Türk diplomasisi, Rusya’nın Ukrayna işgalinde belirsizliklerin, krizlerin ve çatışmaların olduğu bir dönemde, bölgesel ve küresel zorlukları aşmanın ilk adımı olarak kesintisiz diyaloğu savundu. Görünen o ki bu bir ölçüde sonuç veriyor.

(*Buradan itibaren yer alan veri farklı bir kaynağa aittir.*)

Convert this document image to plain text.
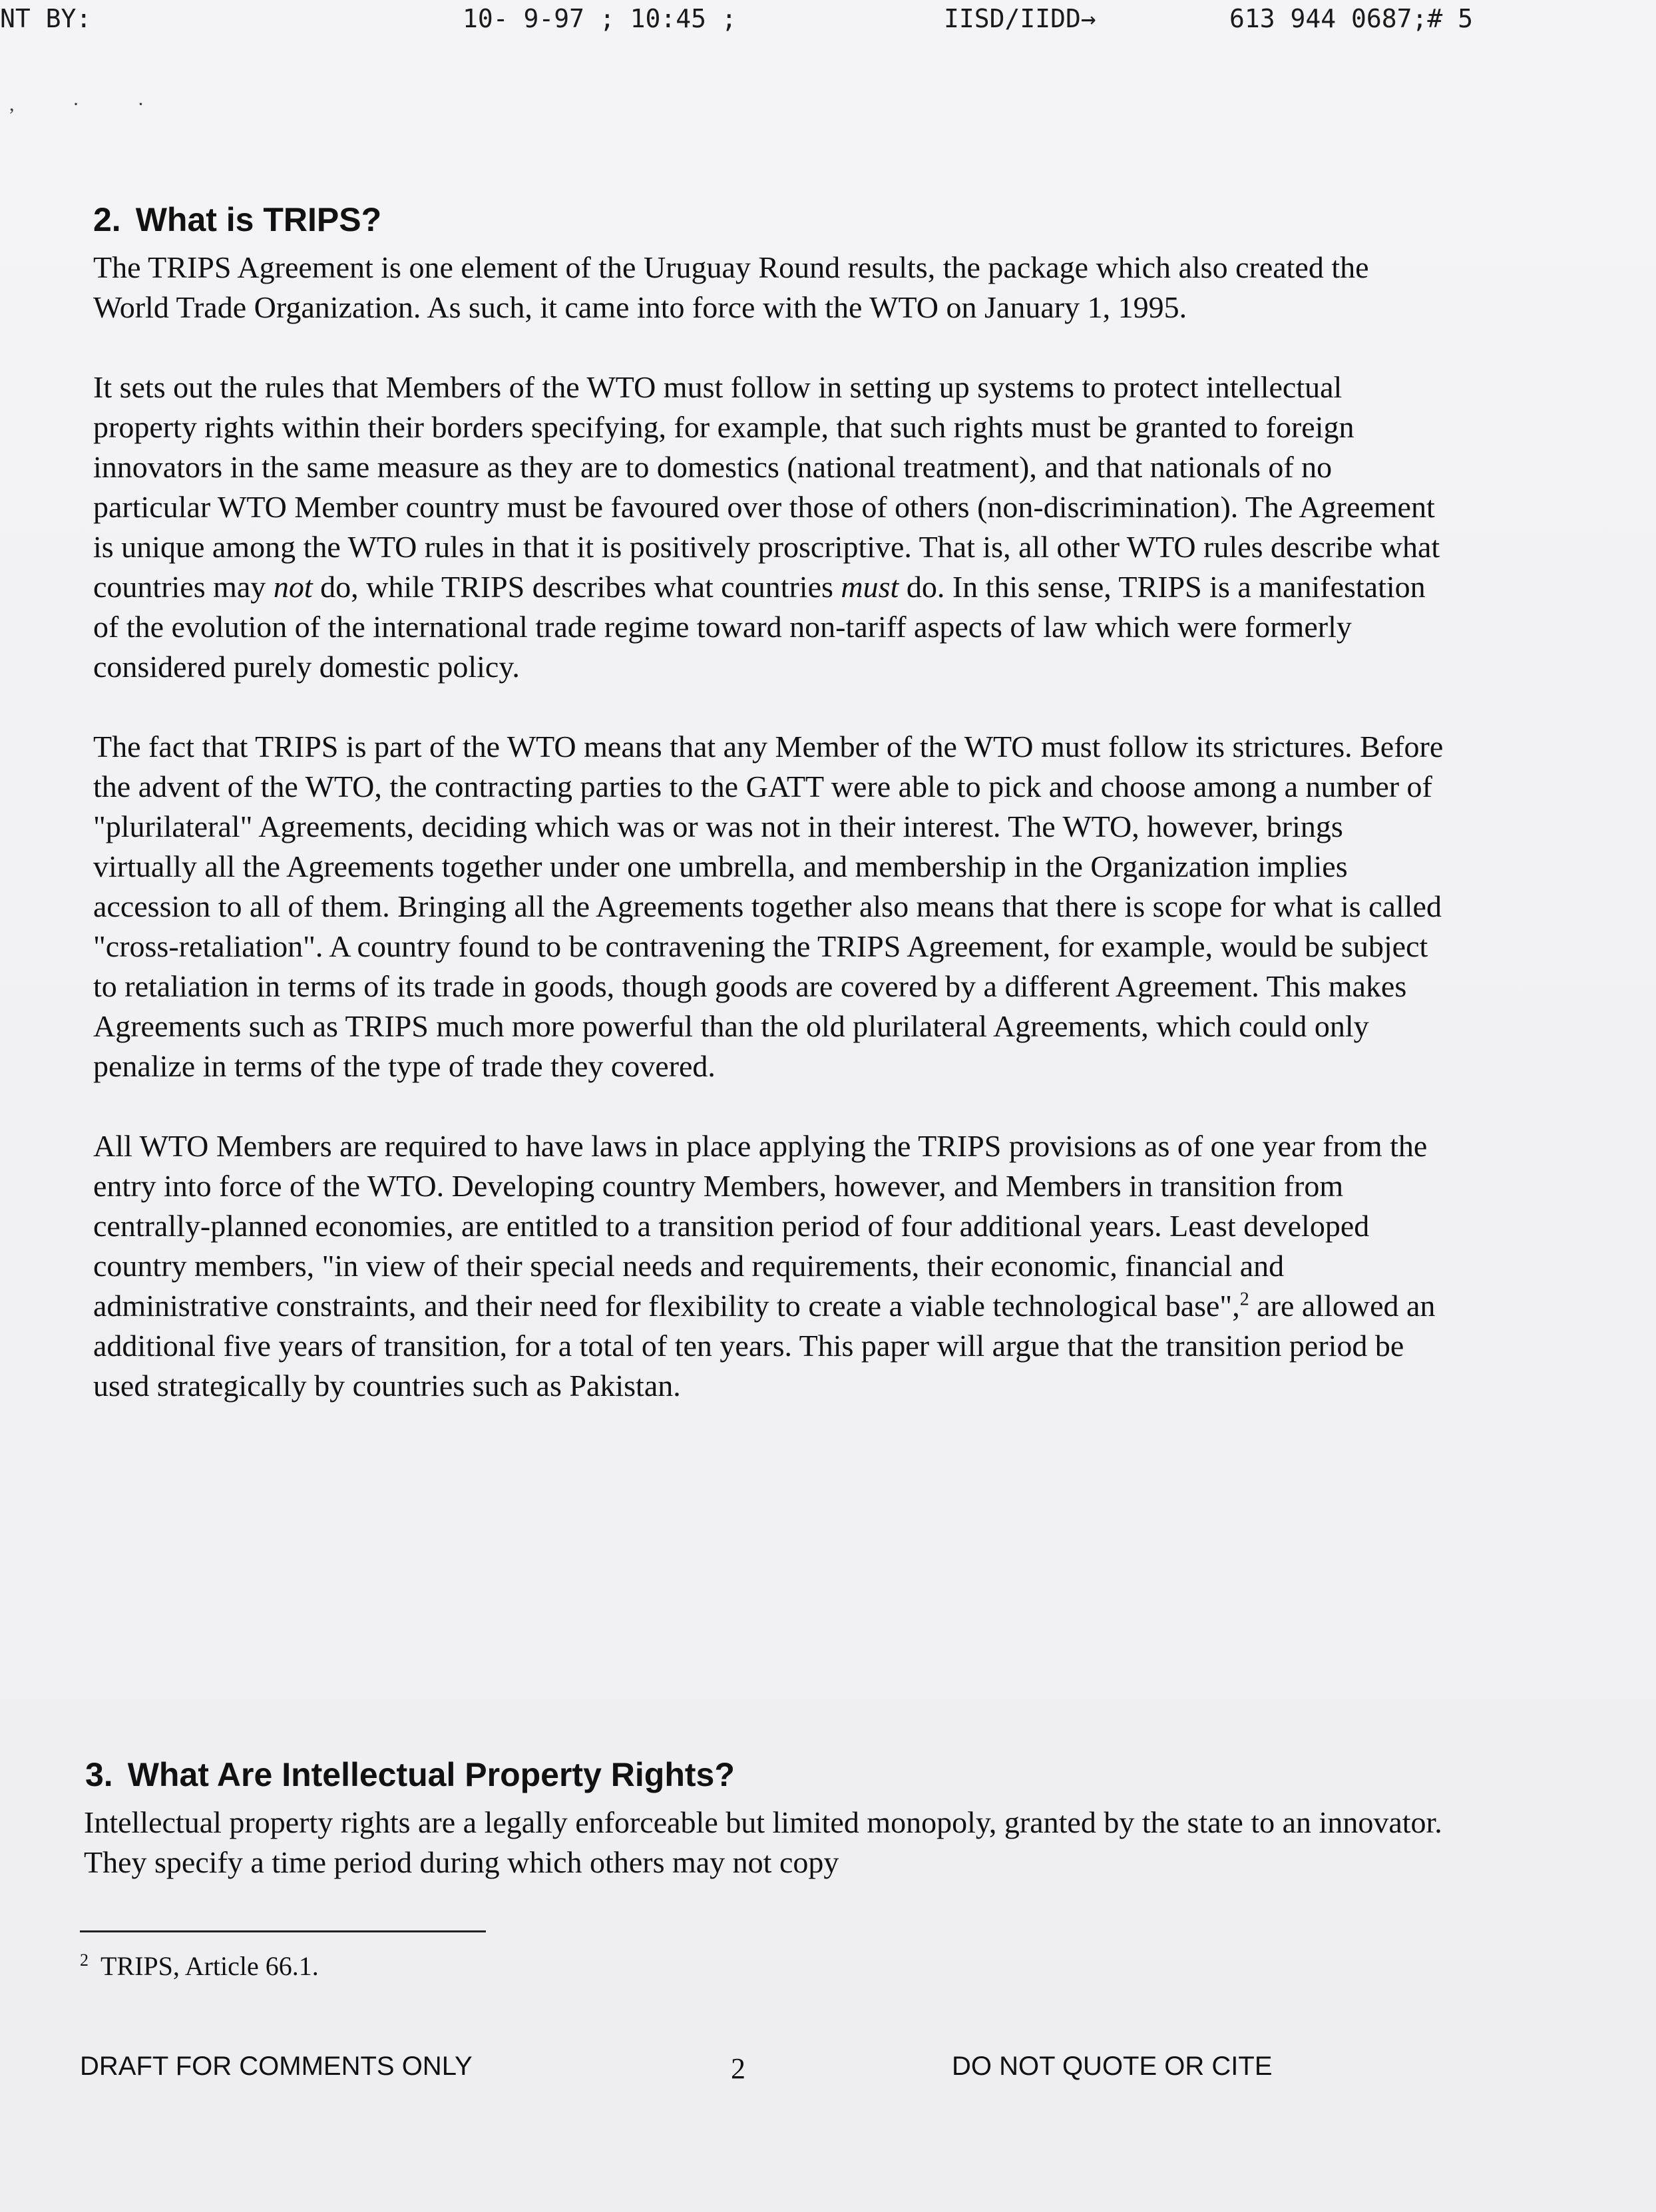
NT BY:	10- 9-97 ; 10:45 ;	IISD/IIDD→	613 944 0687;# 5
, · ·
2. What is TRIPS?

The TRIPS Agreement is one element of the Uruguay Round results, the package which also created the World Trade Organization. As such, it came into force with the WTO on January 1, 1995.

It sets out the rules that Members of the WTO must follow in setting up systems to protect intellectual property rights within their borders specifying, for example, that such rights must be granted to foreign innovators in the same measure as they are to domestics (national treatment), and that nationals of no particular WTO Member country must be favoured over those of others (non-discrimination). The Agreement is unique among the WTO rules in that it is positively proscriptive. That is, all other WTO rules describe what countries may not do, while TRIPS describes what countries must do. In this sense, TRIPS is a manifestation of the evolution of the international trade regime toward non-tariff aspects of law which were formerly considered purely domestic policy.

The fact that TRIPS is part of the WTO means that any Member of the WTO must follow its strictures. Before the advent of the WTO, the contracting parties to the GATT were able to pick and choose among a number of "plurilateral" Agreements, deciding which was or was not in their interest. The WTO, however, brings virtually all the Agreements together under one umbrella, and membership in the Organization implies accession to all of them. Bringing all the Agreements together also means that there is scope for what is called "cross-retaliation". A country found to be contravening the TRIPS Agreement, for example, would be subject to retaliation in terms of its trade in goods, though goods are covered by a different Agreement. This makes Agreements such as TRIPS much more powerful than the old plurilateral Agreements, which could only penalize in terms of the type of trade they covered.

All WTO Members are required to have laws in place applying the TRIPS provisions as of one year from the entry into force of the WTO. Developing country Members, however, and Members in transition from centrally-planned economies, are entitled to a transition period of four additional years. Least developed country members, "in view of their special needs and requirements, their economic, financial and administrative constraints, and their need for flexibility to create a viable technological base",$^2$ are allowed an additional five years of transition, for a total of ten years. This paper will argue that the transition period be used strategically by countries such as Pakistan.

3. What Are Intellectual Property Rights?

Intellectual property rights are a legally enforceable but limited monopoly, granted by the state to an innovator. They specify a time period during which others may not copy

$^2$ TRIPS, Article 66.1.
DRAFT FOR COMMENTS ONLY	2	DO NOT QUOTE OR CITE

Cumhurbaşkanı Recep Tayyip Erdoğan ve Dışişleri Bakanı Mevlüt Çavuşoğlu taraflarla sürekli diyalog halinde kaldı. Küresel yönetişim mekanizmaları, çok taraflılığın ve evrensel değerlerin aşınmasından kaynaklanan etkisizlikleri nedeniyle son işgal sürecinde hızlı ve etkili çözümler getiremedi. Bu çalkantılı dönemde, Türkiye, proaktif, insani ve girişimci bir dış politika izleyerek çözüm için en önde yer alan ülke oldu. Kiev’de liderlerin Türkiye’de bir araya gelmeleri ve barışa giden sürece dair bir yol haritasının oluşturulmaya başlandığı konuşuluyor.

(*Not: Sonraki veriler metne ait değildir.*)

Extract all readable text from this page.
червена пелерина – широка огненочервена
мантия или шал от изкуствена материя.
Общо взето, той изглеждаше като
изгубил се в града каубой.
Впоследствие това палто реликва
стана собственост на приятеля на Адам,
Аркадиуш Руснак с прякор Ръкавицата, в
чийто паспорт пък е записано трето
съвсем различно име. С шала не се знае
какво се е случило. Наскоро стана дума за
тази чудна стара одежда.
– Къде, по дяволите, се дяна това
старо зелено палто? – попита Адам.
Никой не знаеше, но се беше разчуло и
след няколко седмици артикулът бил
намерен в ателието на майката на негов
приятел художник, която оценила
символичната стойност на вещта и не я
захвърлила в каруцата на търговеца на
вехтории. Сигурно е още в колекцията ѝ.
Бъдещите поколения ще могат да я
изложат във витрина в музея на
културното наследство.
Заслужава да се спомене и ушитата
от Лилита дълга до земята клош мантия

BAYRAKTAR VE KİEV KUŞATMASI
Savaşın ilk başından buyana Rusya, Kiev’i kuşatıp, hükümet üzerinde bir baskı kurmaya çalıştı. Bu süreç tam 37 gün sürdü. Kuzeyden, doğudan ve güneyden yollar tamamen Rusya tarafından kapatıldı. Batıya açılan otobanlar ise Rusların elindeydi. Ukrayna askerleri kuşatma nedeniyle ülkenin birçok noktasından Kiev’e gelen vatandaşları tahliye etmeye çalışırken İrpin, Buca, Stoyanka hattı önemliydi. Zira Lviv-Polonya hattına açılan otoban Rusların elindeydi. Ve Ukrayna ordusu hava taarruz gücü olarak kullandığı Bayraktar SİHA’ları sayesinde Rusların ikmal hatlarını ve koordinasyonu sağlayan 11 terminalini kullanılamaz duruma getirdi. Bayraktar İHA’ları ise sağladığı alan hareketlilik kapasitesi ile ABD ve NATO üyesi ülkelerden gelen silahların sahada kullanımı sağladı. Zira sahada kuş uçsa Ukrayna ordusunun gören gözü oldu İHA’larımız.